Table 1. Suicide Rates by Ethnicity

Ethnicity

Outpatient visits followed by suicide*

Suicide rate per 10,000 visits

Not recorded

313

5.71

Asian

187

2.99

White

2134

2.65

American Indian/Alaskan Native

21

2.18

Hispanic

392

1.18

Black

65

.56

*Within 90 days.

"In our specific example of suicide prediction, BIPOC populations already face substantial barriers in accessing quality mental health care and, as a result, have poorer outcomes, and using either of the suicide prediction models examined in our study will provide less benefit to already underserved populations and widen existing care gaps" — a scenario Coley said is "unacceptable."

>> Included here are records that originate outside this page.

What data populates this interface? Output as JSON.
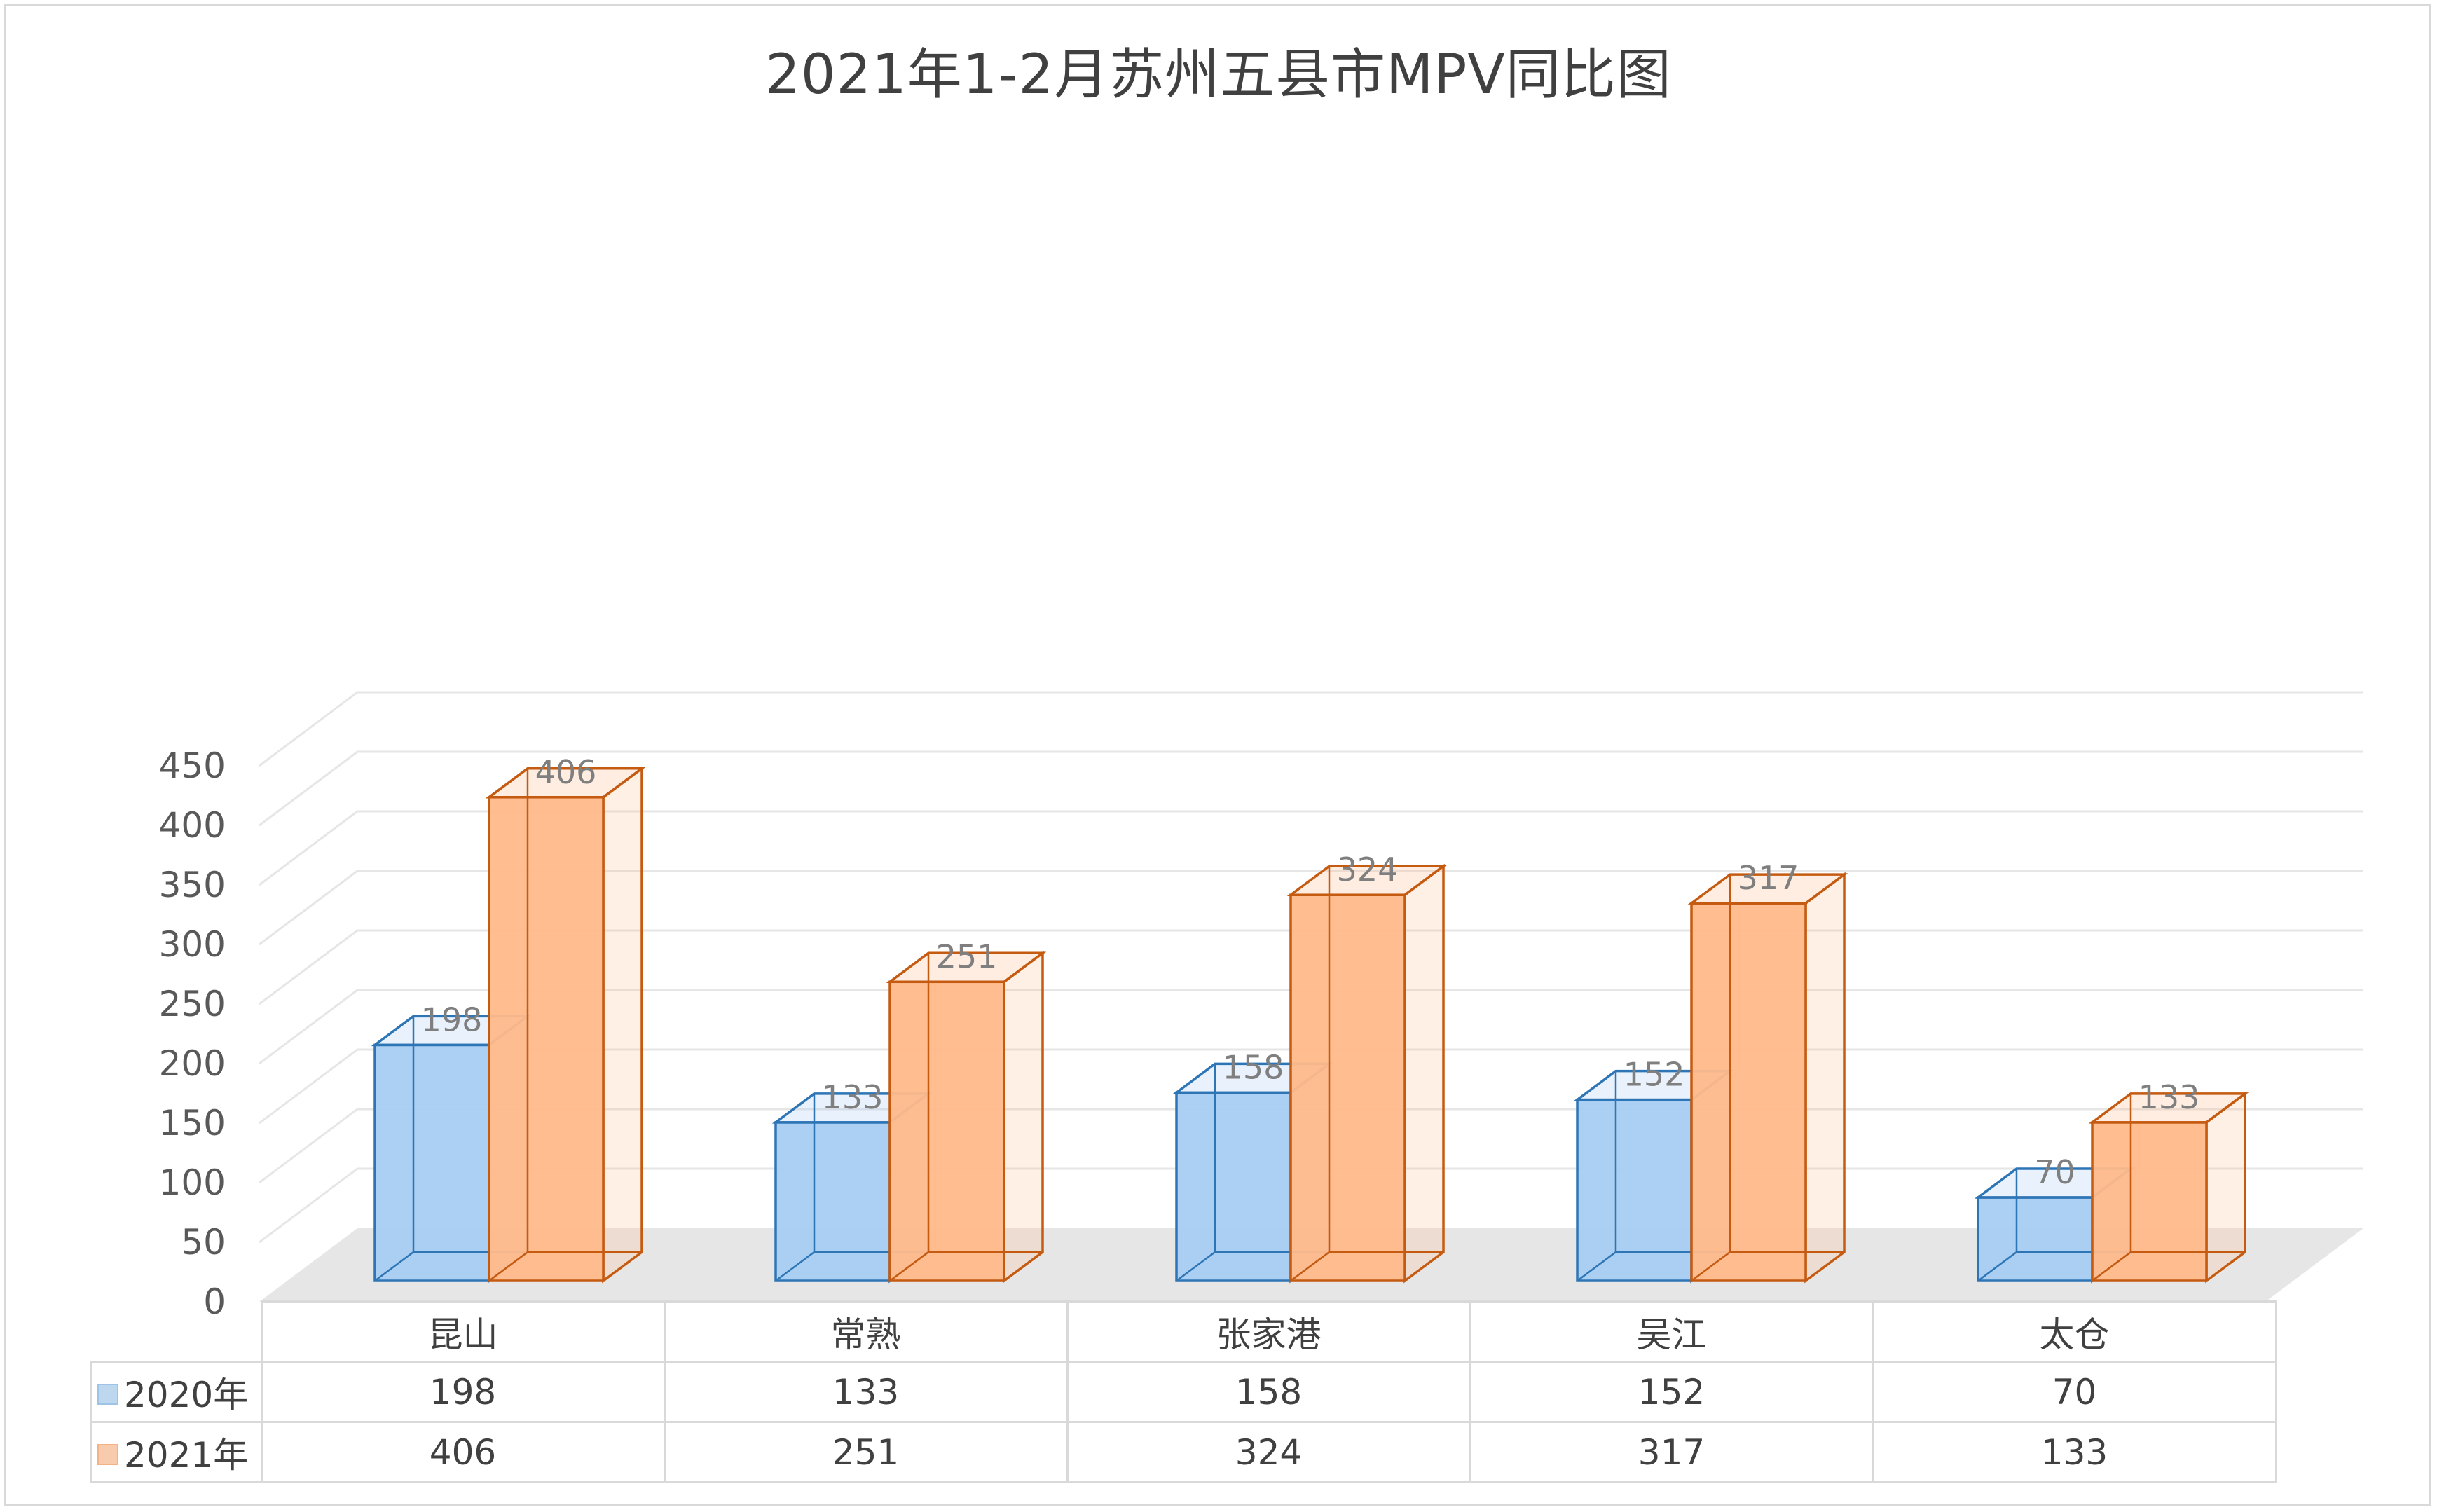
{
  "chart_data": {
    "type": "bar",
    "title": "2021年1-2月苏州五县市MPV同比图",
    "categories": [
      "昆山",
      "常熟",
      "张家港",
      "吴江",
      "太仓"
    ],
    "series": [
      {
        "name": "2020年",
        "values": [
          198,
          133,
          158,
          152,
          70
        ],
        "color_front": "#a6cdf2",
        "color_edge": "#2e75b6",
        "key_fill": "#bdd7ee"
      },
      {
        "name": "2021年",
        "values": [
          406,
          251,
          324,
          317,
          133
        ],
        "color_front": "#ffb98a",
        "color_edge": "#c55a11",
        "key_fill": "#f8cbad"
      }
    ],
    "ylim": [
      0,
      450
    ],
    "yticks": [
      0,
      50,
      100,
      150,
      200,
      250,
      300,
      350,
      400,
      450
    ],
    "grid": true,
    "data_labels": true,
    "data_table": true,
    "style": "3d-clustered-column"
  }
}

"We must insist that new technologies and methods be used to reduce racial and ethnic inequities in care, not exacerbate them," she added.

Biased Algorithms

Commenting on the study for Medscape, Jonathan Singer, PhD, associate professor in the School of Social Work at Loyola University in Chicago, described it as an "important contribution because it points to a systemic problem and also to the fact that the algorithms we create are biased, created by humans, and humans are biased."

Although the study focused on the health care system, Singer believes the findings have implications for individual doctors and other health care professionals.

"If clinicians may be biased against identifying suicide risk in Black and Native American patients, they may attribute suicidal risk to something else. For example, we know that in Black Americans, expressions of intense emotions are oftentimes interpreted as aggression or being threatening, as opposed to indicators of sadness or fear," noted Singer, who is also president of the American Academy of Suicidology.

"Clinicians who misinterpret these intense emotions are less likely to identify a Black client or patient who is suicidal," Singer said.